Après le traité d'Arras (1435) qui assure l'alliance entre Charles VII et Philippe le Bon, les Écorcheurs deviennent indésirables pour le roi, qui a pour souci de regagner la faveur des provinces qu'il reprend aux Anglais (Paris est reprise en 1436, par exemple). Pour s'en débarrasser, Charles VII charge La Hire de rassembler les principales compagnies d'Écorcheurs et de les emmener piller hors du royaume, dans le duché de Lorraine.

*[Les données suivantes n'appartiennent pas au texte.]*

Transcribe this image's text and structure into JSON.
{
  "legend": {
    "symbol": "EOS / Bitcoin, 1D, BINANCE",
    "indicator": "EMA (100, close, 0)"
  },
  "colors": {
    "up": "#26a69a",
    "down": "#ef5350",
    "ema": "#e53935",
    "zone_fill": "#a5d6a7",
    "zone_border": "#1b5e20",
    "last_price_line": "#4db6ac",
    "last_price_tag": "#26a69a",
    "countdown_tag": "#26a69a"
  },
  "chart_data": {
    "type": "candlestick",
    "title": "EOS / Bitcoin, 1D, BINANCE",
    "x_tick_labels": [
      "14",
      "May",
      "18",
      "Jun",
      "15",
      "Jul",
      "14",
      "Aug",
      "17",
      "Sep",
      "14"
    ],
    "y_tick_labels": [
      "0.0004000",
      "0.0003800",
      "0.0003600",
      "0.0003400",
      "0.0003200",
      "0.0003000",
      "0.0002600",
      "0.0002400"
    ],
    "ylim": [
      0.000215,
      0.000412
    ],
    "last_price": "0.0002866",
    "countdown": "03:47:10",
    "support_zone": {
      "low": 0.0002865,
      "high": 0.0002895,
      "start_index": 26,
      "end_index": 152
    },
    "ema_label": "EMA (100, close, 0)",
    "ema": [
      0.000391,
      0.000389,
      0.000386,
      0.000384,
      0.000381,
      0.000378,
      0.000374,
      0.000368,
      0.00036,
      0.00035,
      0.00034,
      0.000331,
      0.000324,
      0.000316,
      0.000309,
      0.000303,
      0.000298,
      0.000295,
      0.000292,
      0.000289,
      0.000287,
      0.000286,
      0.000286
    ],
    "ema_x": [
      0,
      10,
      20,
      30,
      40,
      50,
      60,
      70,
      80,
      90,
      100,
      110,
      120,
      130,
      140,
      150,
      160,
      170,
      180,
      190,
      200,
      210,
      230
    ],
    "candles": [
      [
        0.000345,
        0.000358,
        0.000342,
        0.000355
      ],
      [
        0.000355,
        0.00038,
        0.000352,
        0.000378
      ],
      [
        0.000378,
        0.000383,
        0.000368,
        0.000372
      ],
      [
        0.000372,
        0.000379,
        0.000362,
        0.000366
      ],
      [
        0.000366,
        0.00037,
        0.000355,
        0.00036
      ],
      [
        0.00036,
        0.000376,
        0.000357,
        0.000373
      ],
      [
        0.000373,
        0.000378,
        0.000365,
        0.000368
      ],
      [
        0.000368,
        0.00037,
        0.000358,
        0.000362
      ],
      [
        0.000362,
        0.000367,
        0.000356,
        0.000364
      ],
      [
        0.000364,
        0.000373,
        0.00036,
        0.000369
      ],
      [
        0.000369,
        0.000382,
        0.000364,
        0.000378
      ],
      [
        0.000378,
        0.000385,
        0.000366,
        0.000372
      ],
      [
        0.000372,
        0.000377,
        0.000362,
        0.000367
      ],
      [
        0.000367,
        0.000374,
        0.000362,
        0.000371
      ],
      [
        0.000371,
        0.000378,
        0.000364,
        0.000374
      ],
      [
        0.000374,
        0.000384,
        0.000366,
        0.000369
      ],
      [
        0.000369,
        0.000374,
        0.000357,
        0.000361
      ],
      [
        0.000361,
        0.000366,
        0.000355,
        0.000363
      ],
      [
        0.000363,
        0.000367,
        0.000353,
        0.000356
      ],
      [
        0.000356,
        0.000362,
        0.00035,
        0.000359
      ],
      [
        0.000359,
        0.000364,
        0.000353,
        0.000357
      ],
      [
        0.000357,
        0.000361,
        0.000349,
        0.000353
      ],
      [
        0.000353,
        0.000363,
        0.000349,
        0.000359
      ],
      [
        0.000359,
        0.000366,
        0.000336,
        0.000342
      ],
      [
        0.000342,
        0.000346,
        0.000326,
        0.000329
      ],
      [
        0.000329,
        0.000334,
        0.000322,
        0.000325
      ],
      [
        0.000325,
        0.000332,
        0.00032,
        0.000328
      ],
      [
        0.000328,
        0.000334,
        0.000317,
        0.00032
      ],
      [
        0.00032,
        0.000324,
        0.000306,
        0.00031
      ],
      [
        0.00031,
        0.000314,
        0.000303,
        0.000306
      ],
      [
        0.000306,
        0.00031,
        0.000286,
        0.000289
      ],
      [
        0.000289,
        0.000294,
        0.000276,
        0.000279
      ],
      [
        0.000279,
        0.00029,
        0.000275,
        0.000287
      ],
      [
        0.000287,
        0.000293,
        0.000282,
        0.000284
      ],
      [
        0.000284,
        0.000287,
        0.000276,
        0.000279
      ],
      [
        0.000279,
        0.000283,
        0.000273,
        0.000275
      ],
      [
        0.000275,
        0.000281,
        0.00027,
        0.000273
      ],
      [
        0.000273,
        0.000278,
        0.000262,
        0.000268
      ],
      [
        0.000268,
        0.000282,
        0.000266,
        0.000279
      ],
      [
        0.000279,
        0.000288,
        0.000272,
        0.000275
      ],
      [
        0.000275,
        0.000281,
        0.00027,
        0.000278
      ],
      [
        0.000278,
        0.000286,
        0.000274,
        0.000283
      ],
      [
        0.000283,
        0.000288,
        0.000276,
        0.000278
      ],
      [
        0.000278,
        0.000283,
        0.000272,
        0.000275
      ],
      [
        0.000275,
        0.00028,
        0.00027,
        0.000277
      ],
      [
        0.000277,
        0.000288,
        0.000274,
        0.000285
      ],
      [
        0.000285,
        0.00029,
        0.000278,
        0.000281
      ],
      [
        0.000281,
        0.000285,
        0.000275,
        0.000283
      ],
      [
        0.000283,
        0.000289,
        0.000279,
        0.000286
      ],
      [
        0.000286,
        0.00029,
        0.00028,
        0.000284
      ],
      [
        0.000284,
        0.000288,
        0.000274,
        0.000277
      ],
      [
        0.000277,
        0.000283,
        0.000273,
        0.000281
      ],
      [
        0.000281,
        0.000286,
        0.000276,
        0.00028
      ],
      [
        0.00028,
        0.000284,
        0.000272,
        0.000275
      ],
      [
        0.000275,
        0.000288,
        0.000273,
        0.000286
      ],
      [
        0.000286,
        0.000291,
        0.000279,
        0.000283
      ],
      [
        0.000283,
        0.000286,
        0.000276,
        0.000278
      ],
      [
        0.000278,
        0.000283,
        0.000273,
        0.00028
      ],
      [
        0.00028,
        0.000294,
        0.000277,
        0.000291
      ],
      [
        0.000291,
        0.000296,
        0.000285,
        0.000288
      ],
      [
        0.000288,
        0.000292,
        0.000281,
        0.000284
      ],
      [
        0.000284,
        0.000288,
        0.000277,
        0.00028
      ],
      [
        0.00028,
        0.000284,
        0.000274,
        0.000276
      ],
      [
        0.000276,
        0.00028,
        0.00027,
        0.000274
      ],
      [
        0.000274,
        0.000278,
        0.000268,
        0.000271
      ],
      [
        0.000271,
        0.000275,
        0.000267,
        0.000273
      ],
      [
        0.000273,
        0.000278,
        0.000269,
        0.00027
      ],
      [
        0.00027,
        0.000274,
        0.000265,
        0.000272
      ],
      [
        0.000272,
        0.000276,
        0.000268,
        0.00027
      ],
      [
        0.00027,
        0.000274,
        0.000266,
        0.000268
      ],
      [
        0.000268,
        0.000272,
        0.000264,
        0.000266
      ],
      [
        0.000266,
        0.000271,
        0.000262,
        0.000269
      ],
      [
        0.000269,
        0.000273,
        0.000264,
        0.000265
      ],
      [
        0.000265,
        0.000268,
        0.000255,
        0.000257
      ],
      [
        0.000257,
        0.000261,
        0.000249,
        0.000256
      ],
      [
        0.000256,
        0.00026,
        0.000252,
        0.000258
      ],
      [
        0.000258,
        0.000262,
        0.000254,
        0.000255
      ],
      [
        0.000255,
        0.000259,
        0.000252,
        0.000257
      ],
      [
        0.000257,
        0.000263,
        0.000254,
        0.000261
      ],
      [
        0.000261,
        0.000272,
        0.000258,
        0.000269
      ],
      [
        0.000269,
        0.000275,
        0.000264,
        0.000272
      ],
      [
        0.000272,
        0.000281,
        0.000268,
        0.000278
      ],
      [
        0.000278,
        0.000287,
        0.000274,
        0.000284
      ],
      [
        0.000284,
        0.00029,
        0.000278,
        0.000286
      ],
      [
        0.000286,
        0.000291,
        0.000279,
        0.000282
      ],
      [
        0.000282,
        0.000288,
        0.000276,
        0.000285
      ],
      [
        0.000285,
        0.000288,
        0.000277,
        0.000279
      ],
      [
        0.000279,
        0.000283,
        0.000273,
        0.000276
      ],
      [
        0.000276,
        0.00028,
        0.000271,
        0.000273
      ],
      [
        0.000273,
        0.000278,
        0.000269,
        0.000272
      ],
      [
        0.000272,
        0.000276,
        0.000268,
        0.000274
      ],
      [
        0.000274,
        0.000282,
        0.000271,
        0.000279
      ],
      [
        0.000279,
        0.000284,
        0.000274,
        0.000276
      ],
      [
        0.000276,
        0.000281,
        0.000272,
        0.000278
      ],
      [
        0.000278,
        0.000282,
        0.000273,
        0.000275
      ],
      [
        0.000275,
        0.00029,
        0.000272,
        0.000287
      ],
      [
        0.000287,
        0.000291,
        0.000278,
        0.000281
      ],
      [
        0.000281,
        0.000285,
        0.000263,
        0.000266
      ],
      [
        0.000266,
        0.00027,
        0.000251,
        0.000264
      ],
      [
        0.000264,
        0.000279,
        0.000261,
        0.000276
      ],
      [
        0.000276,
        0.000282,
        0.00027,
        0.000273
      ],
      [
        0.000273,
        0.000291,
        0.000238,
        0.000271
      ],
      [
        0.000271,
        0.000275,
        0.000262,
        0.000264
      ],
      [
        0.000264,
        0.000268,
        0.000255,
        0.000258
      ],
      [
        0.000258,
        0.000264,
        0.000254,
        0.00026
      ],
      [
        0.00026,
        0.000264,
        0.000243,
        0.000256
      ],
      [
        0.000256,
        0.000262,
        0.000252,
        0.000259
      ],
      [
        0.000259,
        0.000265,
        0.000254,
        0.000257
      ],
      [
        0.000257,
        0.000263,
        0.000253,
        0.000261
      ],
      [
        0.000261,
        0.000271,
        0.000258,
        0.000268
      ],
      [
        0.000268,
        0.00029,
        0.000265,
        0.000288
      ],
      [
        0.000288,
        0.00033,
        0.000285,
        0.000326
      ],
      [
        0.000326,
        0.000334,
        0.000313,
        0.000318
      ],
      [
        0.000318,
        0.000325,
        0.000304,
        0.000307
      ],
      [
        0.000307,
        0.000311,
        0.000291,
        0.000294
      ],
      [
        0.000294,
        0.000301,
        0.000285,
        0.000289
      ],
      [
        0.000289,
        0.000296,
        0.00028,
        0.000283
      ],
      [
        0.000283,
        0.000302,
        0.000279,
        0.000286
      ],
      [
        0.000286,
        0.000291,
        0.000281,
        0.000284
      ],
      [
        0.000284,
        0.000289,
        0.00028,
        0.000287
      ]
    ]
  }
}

Parallèlement à cet écartement, Charles VII tente de structurer son armée en sélectionnant des capitaines d'Écorcheurs qui deviendront capitaines royaux, et en interdisant formellement aux autres de pratiquer pillage et rançonnement en France[3]. Une première tentative, en 1439, est avortée à cause de la Praguerie : les grands vassaux s'opposent à cette réforme qui leur retirerait la possibilité d'engager eux-mêmes les Écorcheurs. Après la trêve franco-anglaise, Charles VII parvient à imposer sa réforme en 1445, laquelle concerne directement les Écorcheurs. L'ordonnance (perdue) de 1445 proclame une amnistie générale pour tous les gens de guerre, le cassement de tous les capitaines engagés par le roi ou ses vassaux, et la réembauche de quinze d'entre eux, retenus directement au service du roi. Ces quinze Écorcheurs faits capitaines mènent quinze compagnies d'ordonnance permanentes (chacune comprend 100 lances fournies soit, théoriquement, 600 hommes)[3].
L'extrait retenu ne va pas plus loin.